Imagine that you have never had a license and you are going to get one for the first time.

You passed the learner's permit requirements in April, so you have six months in which to get your license. In the meantime, you are practicing until you have enough confidence to go to the Motor Vehicle Administration to take the test.

When you get to MVA, you are standing in line behind 30 other people there for the same purpose, to take the driving test. As soon as you step up to the guard, he says, "Where is your certificate?" and you reply, "What certificate?"

In addition to paying $30 for a learner's permit, if you pass that test, Maryland now requires that you pay $35 to watch a film and a lecture on the effects of drugs and alcohol, a session that lasts approximately three hours.

I feel that paying $35 of my hard-earned money to watch and listen to something that does not pertain to me is ridiculous, and the three hours of my valuable time is wasted.

It is not fair to the people. This law assumes that everybody has some type of addiction, and that is not true.

I understand that the government wants to educate the public, to show people what can happen if you are caught. But to make it mandatory that everyone see this film, listen to a speaker and give away $35 is asinine.

It is not fair to license applicants. MVA should have sent out notices to let the public know of this new law. I thought that it wouldn't and shouldn't pertain to me since I had my permit before July 1, but it did.

Sonya Ross


Paper shufflers

After reading Gilbert A. Lewthwaite's article on the loss of jobs for the medical industry ("Health plan likely to shut Baltimore-area hospitals," Sept. 26), I find it hard to have compassion for these people. Such people and their paper-shuffling are one of the reasons for the escalating cost of health care through the years.

Where was your compassion when other industries were losing benefits and insurance needs?

Now that the shoe is on the other foot, we are seeing all the sob stories in the papers. The reduction of the paper-shuffling will reduce the cost of medical care. The rest of us changed our lifestyles because of loss of jobs, etc. But health costs just kept on climbing, with more paper shuffling, unemployment, etc.

John L. Rosser


Unfinished business

Regarding the Fish Market-Brokerage redevelopment, if the city wants to support this that's fine, but it shouldn't do what it did a few years ago, that is, entice some very attractive developments which you could see from the foot of the Jones Falls Expressway and then sink a permanent barrier, like the subway construction, to preclude any out-of-towners from finding their way to that part of downtown.

At least get that hole finished before you start another.

Paul A. Gasparotti


Health care plan can be worked out

I listened closely to President Clinton's health care reform speech last month and have followed the media reaction, both pro and con, as well as talked to quite a few folks on the subject.

My reactions and conclusions: It's time we had a president who had the courage to face this really tough problem, study its ramifications thoroughly and propose possible corrections.

President Clinton has shown a willingness to alter course after listening to other arguments and points of view. In the end he is determined that health care reform legislation prevail and be enacted by the end of next year.

This is politically possible because the American people demand rTC it, and congressmen who oppose it actively will be history.

The problems involved can and will be worked out.
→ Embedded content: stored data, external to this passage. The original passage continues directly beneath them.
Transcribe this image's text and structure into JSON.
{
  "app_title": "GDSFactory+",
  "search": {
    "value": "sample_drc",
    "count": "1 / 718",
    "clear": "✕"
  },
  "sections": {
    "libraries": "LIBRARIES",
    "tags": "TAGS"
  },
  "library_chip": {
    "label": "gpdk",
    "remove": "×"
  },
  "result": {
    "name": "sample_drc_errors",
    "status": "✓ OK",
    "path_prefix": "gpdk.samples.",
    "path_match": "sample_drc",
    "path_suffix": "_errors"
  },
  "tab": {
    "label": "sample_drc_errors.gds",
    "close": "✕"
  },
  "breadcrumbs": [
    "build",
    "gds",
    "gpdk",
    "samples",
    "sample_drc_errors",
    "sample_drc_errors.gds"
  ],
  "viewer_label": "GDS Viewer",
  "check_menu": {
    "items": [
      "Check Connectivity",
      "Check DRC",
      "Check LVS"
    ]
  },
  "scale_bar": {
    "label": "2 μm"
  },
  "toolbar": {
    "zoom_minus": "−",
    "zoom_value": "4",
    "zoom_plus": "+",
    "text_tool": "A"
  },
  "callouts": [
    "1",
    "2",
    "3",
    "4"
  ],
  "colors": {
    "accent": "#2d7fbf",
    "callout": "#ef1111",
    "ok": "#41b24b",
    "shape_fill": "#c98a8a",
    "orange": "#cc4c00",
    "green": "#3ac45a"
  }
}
Every other major industrial country offers all citizens complete, decent health care coverage.

I don't think they are smarter than we are, but possibly they are less self-centered and greedy and more compassionate toward the guy who has no coverage for his family.

Ernest M. Stolberg


In response to the "Who pays?" buttons worn by some members of Congress in response to President Clinton's proposal for better health care, the answer is simple: We, the American people, will pay.

We've paid for years for ever more lethal weapons to be added to an enormous military arsenal which is useless. Now we may get a chance to pay for something that's usefuL.

Surveys show that a majority of people are willing to pay their fair share for a health care system that will improve the quality of life for themselves and for their children. Anything truly beneficial is worth paying for; besides, the wearers of those buttons must know that there is no such a thing as a free lunch.

Too many people have suffered under an inhumane health care system plagued by greed and bureaucracy that is unworthy of America, one of the richest nations in the world.